Karena Imam dan rombongannya ingin bergerak, maka Hur menghalangi Imam Husain untuk ke Kufah dan juga menghalangi Imam untuk kembali ke Hijaz. Hur menyarankan supaya Imam tidak melanjutkan perjalanan ke selain Kufah dan Madinah sehingga Hur telah menunaikan tugas yang diembankan kepadanya. Hur kepada Imam Husain berkata: “Aku tidak ditugaskan untuk memerangi Anda, tugasku hanyalah menyertai Anda hingga ke Kufah.

Oleh itu, apabila Anda tidak mau ke Kufah, maka ambillah jalan yang tidak akan menyebabkan Anda sampai ke Kufah dan tidak pula akan sampai ke Madinah, sehingga aku akan menulis surat kepada Ubaidillah, Anda juga jika menghendaki, tuliskah surat kepada Yazid sehingga akan bisa berujung ke arah perdamaian dan menurutku, langkah ini adalah tangkah terbaik dari pada kami harus memerangi Anda.”

Setelah itu, Imam Husain As dan para penolongnya bergerak di jalan ‘Udzaib dan Qadisiyah. Hur pun mengiringi pasukan Imam Husain As dan rombongannya. [13]

Meskipun Hur tidak bertanggung jawab terhadap peperangan itu, namun semenjak awal ia sangat terganggu jika terjadi konflik dengan Imam Husain dan bahkan memperingatkan bahwa jika terjadi peperangan, pasti Imam Husain As akan terbunuh.

Setiap kali ada kesempatan, Hur kepada Imam Husain As berkata: “Demi Tuhan, jagalah kehormatan jiwa Anda karena aku yakin jika perang terjadi, pasti Anda akan terbunuh.”

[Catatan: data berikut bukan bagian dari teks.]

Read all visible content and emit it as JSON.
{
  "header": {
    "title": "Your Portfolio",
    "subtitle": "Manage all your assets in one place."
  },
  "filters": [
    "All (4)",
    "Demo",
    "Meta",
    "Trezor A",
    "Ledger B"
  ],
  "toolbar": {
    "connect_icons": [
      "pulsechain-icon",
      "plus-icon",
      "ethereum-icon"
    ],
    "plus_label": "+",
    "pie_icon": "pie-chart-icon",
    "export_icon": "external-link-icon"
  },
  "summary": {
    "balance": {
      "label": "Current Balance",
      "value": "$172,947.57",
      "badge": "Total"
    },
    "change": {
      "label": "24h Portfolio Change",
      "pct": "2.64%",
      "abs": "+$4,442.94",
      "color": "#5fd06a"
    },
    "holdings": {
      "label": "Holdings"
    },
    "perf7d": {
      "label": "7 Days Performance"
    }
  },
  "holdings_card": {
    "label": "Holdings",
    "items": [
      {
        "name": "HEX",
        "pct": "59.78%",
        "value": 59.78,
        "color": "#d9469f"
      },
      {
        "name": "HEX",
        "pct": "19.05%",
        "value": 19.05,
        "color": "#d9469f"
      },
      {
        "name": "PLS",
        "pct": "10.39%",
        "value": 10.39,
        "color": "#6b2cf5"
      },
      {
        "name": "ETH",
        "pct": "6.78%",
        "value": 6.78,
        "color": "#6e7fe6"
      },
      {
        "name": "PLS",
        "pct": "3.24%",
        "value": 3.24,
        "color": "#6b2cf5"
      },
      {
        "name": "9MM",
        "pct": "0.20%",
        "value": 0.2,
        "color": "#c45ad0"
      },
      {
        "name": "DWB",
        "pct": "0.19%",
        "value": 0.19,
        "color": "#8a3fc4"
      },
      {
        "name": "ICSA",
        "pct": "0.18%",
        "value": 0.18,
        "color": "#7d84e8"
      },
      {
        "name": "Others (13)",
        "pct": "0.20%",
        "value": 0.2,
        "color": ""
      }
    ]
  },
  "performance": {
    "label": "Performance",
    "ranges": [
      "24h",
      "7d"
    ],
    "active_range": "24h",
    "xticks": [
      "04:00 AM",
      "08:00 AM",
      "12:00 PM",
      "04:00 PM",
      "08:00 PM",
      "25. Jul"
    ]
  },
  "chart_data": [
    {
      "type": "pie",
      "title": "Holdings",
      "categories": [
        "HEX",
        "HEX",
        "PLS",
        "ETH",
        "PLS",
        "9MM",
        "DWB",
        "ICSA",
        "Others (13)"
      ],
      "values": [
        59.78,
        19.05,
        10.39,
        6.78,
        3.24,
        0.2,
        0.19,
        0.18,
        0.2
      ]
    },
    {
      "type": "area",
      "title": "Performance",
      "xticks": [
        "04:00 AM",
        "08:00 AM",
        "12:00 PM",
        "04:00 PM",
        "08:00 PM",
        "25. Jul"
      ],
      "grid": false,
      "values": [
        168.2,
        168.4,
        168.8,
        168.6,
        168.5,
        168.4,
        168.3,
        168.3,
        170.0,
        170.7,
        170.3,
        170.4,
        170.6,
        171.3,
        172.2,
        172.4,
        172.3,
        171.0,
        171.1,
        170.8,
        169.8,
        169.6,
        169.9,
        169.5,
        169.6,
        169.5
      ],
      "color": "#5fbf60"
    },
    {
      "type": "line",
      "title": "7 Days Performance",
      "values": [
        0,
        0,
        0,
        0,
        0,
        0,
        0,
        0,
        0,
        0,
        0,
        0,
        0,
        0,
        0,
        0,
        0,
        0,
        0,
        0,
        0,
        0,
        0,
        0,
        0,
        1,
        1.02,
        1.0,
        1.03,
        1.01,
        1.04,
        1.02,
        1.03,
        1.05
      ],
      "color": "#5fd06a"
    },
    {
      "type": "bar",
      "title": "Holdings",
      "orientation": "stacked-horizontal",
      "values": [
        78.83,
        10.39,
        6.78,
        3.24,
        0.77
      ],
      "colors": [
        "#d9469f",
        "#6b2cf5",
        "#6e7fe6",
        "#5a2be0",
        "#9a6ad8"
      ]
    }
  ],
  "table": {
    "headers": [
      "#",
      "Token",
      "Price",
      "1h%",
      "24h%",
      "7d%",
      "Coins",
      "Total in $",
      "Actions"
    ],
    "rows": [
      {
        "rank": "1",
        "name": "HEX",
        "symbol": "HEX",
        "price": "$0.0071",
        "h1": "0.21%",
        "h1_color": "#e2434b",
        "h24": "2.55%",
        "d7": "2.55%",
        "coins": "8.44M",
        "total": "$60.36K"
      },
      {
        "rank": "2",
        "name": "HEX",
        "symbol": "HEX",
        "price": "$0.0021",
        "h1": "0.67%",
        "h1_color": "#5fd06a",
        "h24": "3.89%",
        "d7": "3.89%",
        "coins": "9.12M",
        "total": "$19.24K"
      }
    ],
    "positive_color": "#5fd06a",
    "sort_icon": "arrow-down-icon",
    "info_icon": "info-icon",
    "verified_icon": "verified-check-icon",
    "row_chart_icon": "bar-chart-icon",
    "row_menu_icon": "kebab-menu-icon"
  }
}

Namun Imam Husain As menjawab dengan membaca syair bahwa beliau tidak takut meninggal dan syahid di jalan Allah. Empat dari penolong Imam Husain As datang dari Mekah ke hadapan Imam Husain As. Hur bermaksud ingin menangkapnya atau mengembalikan mereka, namun Imam menghalanginya.

Mereka melaporkan tentang ketidakstabilan keadaan di Kufah, terbunuhnya Qais bin Musahhar Saidawi (utusan Imam ke Kufah) dan siapnya pasukan besar untuk menggempur Imam Husain As. [14]

Kesepakatan Hur dan Imam Husain berakhir pada tanggal 2 Muharram. [15]

Dua kelompok sampai di Nainawa yaitu ketika surat Ibnu Ziyad sampai ke tangan Hur yang berisi tentang perintah perlakuan tegas terhadap Imam Husain dan memberhentikan mereka di gurun pasir tanpa air, tanpa rumput dan tidak bertepi. [16]

Dalam surat Ibnu Ziyad yang ditujukan kepada Hur: “Ketika surat ini sampai di tanganmu dan utusanku sampai dihadapanmu, berlaku keraslah kepada Husain dan jangan berhentikan ia kecuali di padang pasir yang tiada bertepi dan tanpa air. Aku telah memerntahkan kepada utusanku supaya tidak terpisah darimu sehingga ia akan melaporkan bahwa instruksiku telah kau jalankan. Wassalam.” Hur datang mendekati Imam Husain As dan membacakan surat Ibnu Ziyad kepada beliau. Imam bersabda: “Biarkan aku berhenti di Nainawa atau Ghadharayah.” Hur yang berada dalam keadaan kepepet dan utusan Ibnu Ziyad memata-matainya terpaksa menolak permintaan Imam untuk mendirikan kemah di Nainawa atau Ghadhariyyah atau Syufayah (Suqayah) yang juga berada di sekitar itu. Akhirnya Imam terpaksa mendirikan tenda di Karbala (berdasarkan beberapa riwayat), di dekat ‘Aqar yang berada di dekat sungai Eufrat. [17]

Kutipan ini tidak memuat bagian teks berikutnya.